---
title: Secure protocol configuration
description: In IDM 7.5.1 and later, the embedded Jetty web server supports Jetty 12.
component: pingidm
version: 7.5
page_id: pingidm:install-guide:secure-protocol-config
canonical_url: https://docs.pingidentity.com/pingidm/7.5/install-guide/secure-protocol-config.html
keywords: ["Installation", "Protocols", "Configuration"]
---

# Secure protocol configuration

|   |                                                                                                                                                                                                                                                                                                                                                                                                                                                                               |
| - | ----------------------------------------------------------------------------------------------------------------------------------------------------------------------------------------------------------------------------------------------------------------------------------------------------------------------------------------------------------------------------------------------------------------------------------------------------------------------------- |
|   | In IDM 7.5.1 and later, the embedded Jetty web server supports Jetty 12.When serving SSL requests, Jetty 12 checks that the incoming host header matches the server certificate's subject and returns a `400 Bad Request` error on a mismatch.
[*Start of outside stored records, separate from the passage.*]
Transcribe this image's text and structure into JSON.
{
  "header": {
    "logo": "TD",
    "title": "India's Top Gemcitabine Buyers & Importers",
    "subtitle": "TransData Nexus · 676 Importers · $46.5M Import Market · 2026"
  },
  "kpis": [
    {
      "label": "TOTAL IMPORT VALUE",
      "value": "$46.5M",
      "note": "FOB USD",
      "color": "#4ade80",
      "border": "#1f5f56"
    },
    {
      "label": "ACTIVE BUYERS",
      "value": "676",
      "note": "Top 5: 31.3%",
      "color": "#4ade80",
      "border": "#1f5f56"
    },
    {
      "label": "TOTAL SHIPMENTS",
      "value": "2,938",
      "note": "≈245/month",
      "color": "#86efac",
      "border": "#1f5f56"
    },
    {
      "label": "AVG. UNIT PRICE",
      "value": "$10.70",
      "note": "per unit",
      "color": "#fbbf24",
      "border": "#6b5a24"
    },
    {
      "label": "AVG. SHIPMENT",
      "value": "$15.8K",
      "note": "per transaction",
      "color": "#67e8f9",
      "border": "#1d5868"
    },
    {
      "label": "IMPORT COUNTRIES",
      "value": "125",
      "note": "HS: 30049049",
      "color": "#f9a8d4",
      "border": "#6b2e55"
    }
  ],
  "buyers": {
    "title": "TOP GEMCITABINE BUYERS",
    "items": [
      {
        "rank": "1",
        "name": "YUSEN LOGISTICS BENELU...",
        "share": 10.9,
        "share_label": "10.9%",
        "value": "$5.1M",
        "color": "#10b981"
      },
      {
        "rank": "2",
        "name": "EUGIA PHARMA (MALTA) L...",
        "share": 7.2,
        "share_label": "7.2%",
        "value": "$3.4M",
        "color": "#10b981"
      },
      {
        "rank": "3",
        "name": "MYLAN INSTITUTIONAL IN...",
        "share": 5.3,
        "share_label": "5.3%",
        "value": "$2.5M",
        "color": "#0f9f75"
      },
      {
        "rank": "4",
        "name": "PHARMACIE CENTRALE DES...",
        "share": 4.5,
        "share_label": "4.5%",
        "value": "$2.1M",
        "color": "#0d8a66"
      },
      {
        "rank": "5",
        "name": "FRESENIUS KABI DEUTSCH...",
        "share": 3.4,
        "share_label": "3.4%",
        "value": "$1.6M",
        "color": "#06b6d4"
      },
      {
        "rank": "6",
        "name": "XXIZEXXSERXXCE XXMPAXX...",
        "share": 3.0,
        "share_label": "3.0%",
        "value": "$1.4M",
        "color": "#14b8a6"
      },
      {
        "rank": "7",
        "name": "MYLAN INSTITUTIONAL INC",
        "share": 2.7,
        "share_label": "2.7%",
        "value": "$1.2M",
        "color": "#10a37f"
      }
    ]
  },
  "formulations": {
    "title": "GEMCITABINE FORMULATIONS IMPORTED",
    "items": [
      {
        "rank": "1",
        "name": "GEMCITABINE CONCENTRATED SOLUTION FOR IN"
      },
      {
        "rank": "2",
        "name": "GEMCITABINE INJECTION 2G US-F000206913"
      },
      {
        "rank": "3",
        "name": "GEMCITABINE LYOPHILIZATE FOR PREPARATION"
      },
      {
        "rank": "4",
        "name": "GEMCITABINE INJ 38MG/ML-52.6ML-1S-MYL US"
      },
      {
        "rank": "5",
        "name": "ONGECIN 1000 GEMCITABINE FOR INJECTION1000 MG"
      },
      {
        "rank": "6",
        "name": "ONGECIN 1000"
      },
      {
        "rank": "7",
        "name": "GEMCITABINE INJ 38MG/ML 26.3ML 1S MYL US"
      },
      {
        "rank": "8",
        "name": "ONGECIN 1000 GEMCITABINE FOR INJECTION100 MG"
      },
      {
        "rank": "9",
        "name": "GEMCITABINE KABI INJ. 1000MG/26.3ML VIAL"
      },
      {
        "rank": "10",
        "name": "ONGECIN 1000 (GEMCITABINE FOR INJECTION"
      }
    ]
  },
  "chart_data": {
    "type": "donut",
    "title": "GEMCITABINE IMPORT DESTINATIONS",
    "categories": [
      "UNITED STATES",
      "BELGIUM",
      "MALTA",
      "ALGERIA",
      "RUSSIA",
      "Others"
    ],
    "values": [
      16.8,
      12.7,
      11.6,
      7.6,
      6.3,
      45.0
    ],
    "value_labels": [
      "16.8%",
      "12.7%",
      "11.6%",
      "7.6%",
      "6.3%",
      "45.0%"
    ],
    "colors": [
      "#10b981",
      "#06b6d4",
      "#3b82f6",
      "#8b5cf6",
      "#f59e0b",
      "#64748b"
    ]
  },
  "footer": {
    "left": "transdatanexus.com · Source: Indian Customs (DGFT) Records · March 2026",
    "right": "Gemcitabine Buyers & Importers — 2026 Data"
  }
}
If you're upgrading to IDM 7.5.1 or later, you must ensure your IDM server certificate subject matches the host name used by your deployment.Learn more in [What's new](../release-notes/whats-new.html#jetty-12-support-751). |

The Jetty configuration for inbound connections to IDM supports a number of protocols and cipher suites.

Enabled *protocols* are explicitly listed in the `includeProtocols` list in the `conf/jetty.xml` file. Only `TLSv1.2` and `TLSv1.3` are enabled by default:

```xml
...
<Array  id= "includedProtocols" type="java.lang.String">
    <!-- Only support TLS v1.2 and v1.3 -->
    <Item>TLSv1.2</Item>
    <Item>TLSv1.3</Item>
</Array>
...
```

To disable a particular protocol, remove it from the `includedProtocols` list. To add support for a weaker protocol, add it to the list. For example:

```xml
...
<Array  id= "includedProtocols" type="java.lang.String">
    <Item>TLSv1.2</Item>
    <Item>TLSv1.3</Item>
    <Item>SSLv3.0</Item>
</Array>
...
```

|   |                                                                                                                                                                                             |
| - | ------------------------------------------------------------------------------------------------------------------------------------------------------------------------------------------- |
|   | It is highly recommended that you do not enable weaker protocols such as SSL, and TLS versions prior to 1.2. These protocols use outdated algorithms and are generally considered insecure. |

Enabled *cipher suites* for each protocol are listed in the `includedCipherSuites` list in `conf/jetty.xml`:

```xml
...
<Array id="includedCipherSuites" type="java.lang.String">
   <!-- TLS 1.3 cipher suites -->
   <Item>TLS_AES_128_GCM_SHA256</Item>
   <Item>TLS_AES_256_GCM_SHA384</Item>
   <Item>TLS_CHACHA20_POLY1305_SHA256</Item>

   <!-- TLS 1.2 cipher suites -->
   <Item>TLS_ECDHE_ECDSA_WITH_AES_256_GCM_SHA384</Item>
   <Item>TLS_ECDHE_ECDSA_WITH_AES_128_GCM_SHA256</Item>
   <Item>TLS_ECDHE_ECDSA_WITH_CHACHA20_POLY1305_SHA256</Item>
   <Item>TLS_ECDHE_RSA_WITH_AES_256_GCM_SHA384</Item>
   <Item>TLS_ECDHE_RSA_WITH_AES_128_GCM_SHA256</Item>
   <Item>TLS_ECDHE_RSA_WITH_CHACHA20_POLY1305_SHA256</Item>
   <Item>TLS_DHE_RSA_WITH_AES_256_GCM_SHA384</Item>
   <Item>TLS_DHE_RSA_WITH_AES_128_GCM_SHA256</Item>
</Array>
...
```

To add support for additional cipher suites, add them as `<Item>`s in this list.